Monte Carlo Planning with Large Language Model for Text-Based Game Agents

Authors: Zijing Shi, Meng Fang, Ling Chen

ICLR 2025 | Venue PDF | Archive PDF | Plain Text | LLM Run Details

Reproducibility Variable Result LLM Response
Research Type Experimental We conduct experiments on a series of text-based games from the Jericho benchmark. Our results demonstrate that the MC-DML algorithm significantly enhances performance across various games at the initial planning phase, outperforming strong contemporary methods that require multiple iterations. Additionally, we perform ablation studies to highlight the role of the memory mechanism in LLM policy.
Researcher Affiliation Academia Zijing Shi AAII, University of Technology Sydney EMAIL Meng Fang University of Liverpool EMAIL Ling Chen AAII, University of Technology Sydney EMAIL
Pseudocode Yes Algorithm 1 Monte Carlo Planning with Dynamic Memory-Guided LLM (MC-DML)
Open Source Code Yes Our code is available at https://textgamer.github.io/mc-dml/.
Open Datasets Yes We conduct experiments using a series of text-based games from the Jericho benchmark (Hausknecht et al., 2020).
Dataset Splits No The paper describes experiments on game environments from the Jericho benchmark. For this type of interactive planning agent, the experiments involve playing full games, not typically splitting a static dataset into training/validation/test sets for supervised learning. Therefore, explicit dataset splits are not provided as they are not directly applicable to the experimental setup of an agent interacting with a game environment.
Hardware Specification No The paper mentions using "gpt-3.5-turbo-0125 as the backend model" for the LLM policy, which implies using an API service. However, it does not specify any particular hardware (e.g., GPU, CPU models, or memory) used for running the MCTS algorithm or other components of their implementation.
Software Dependencies Yes For the LLM policy, we use gpt-3.5-turbo-0125 as the backend model with a sampling temperature set to 0.
Experiment Setup Yes We set the discount factor to 0.95 and the number of simulations to 50 multiplied by len(A).
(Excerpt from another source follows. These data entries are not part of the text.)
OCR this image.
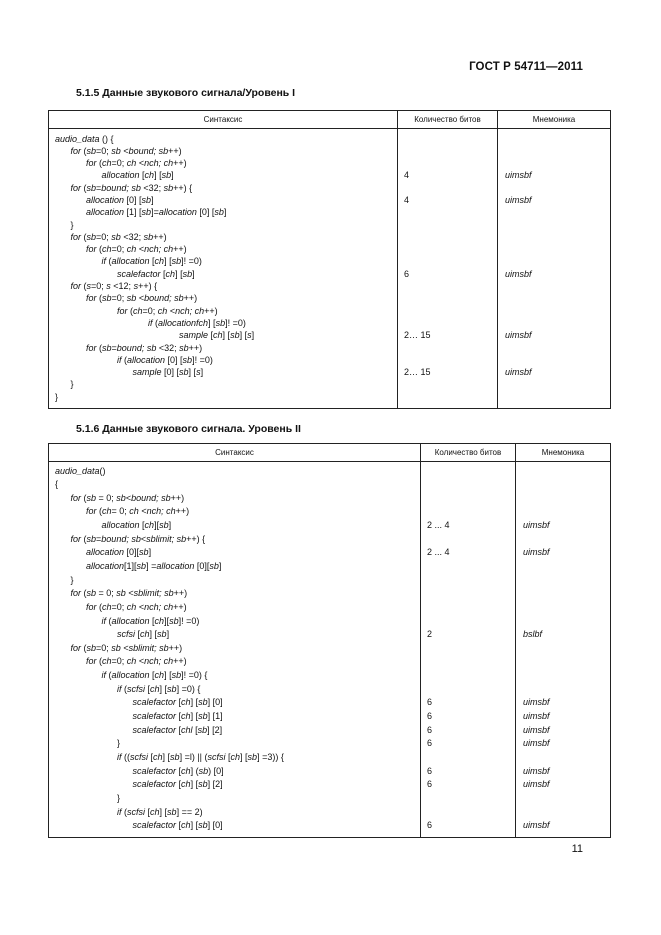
ГОСТ Р 54711—2011
5.1.5 Данные звукового сигнала/Уровень I
Синтаксис	Количество битов	Мнемоника
audio_data () {		
for (sb=0; sb <bound; sb++)		
for (ch=0; ch <nch; ch++)		
allocation [ch] [sb]	4	uimsbf
for (sb=bound; sb <32; sb++) {		
allocation [0] [sb]	4	uimsbf
allocation [1] [sb]=allocation [0] [sb]		
}		
for (sb=0; sb <32; sb++)		
for (ch=0; ch <nch; ch++)		
if (allocation [ch] [sb]! =0)		
scalefactor [ch] [sb]	6	uimsbf
for (s=0; s <12; s++) {		
for (sb=0; sb <bound; sb++)		
for (ch=0; ch <nch; ch++)		
if (allocationfch] [sb]! =0)		
sample [ch] [sb] [s]	2… 15	uimsbf
for (sb=bound; sb <32; sb++)		
if (allocation [0] [sb]! =0)		
sample [0] [sb] [s]	2… 15	uimsbf
}		
}		
5.1.6 Данные звукового сигнала. Уровень II
Синтаксис	Количество битов	Мнемоника
audio_data()		
{		
for (sb = 0; sb<bound; sb++)		
for (ch= 0; ch <nch; ch++)		
allocation [ch][sb]	2 ... 4	uimsbf
for (sb=bound; sb<sblimit; sb++) {		
allocation [0][sb]	2 ... 4	uimsbf
allocation[1][sb] =allocation [0][sb]		
}		
for (sb = 0; sb <sblimit; sb++)		
for (ch=0; ch <nch; ch++)		
if (allocation [ch][sb]! =0)		
scfsi [ch] [sb]	2	bslbf
for (sb=0; sb <sblimit; sb++)		
for (ch=0; ch <nch; ch++)		
if (allocation [ch] [sb]! =0) {		
if (scfsi [ch] [sb] =0) {		
scalefactor [ch] [sb] [0]	6	uimsbf
scalefactor [ch] [sb] [1]	6	uimsbf
scalefactor [chl [sb] [2]	6	uimsbf
}	6	uimsbf
if ((scfsi [ch] [sb] =l) || (scfsi [ch] [sb] =3)) {		
scalefactor [ch] (sb) [0]	6	uimsbf
scalefactor [ch] [sb] [2]	6	uimsbf
}		
if (scfsi [ch] [sb] == 2)		
scalefactor [ch] [sb] [0]	6	uimsbf
11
We set Cpuct to 50. Specifically, it is set to 20 for the games Deephome and Library, and to 200 for the game Detective. The LLM policy uses gpt-3.5-turbo-0125 as the backend model with a sampling temperature set to 0. We query the LLM for the index of the optimal action and retrieve the log probabilities for the top 20 tokens at that index. For absent actions, we assign a log probability of -10. These log probabilities are then normalized using softmax with a temperature of 5. The in-trial memory is set to (ot 1, at 1, ot). The size of the cross-trial memory K is set to 3. We set dmin to 10, dmax to 30, and the step increment d to 20.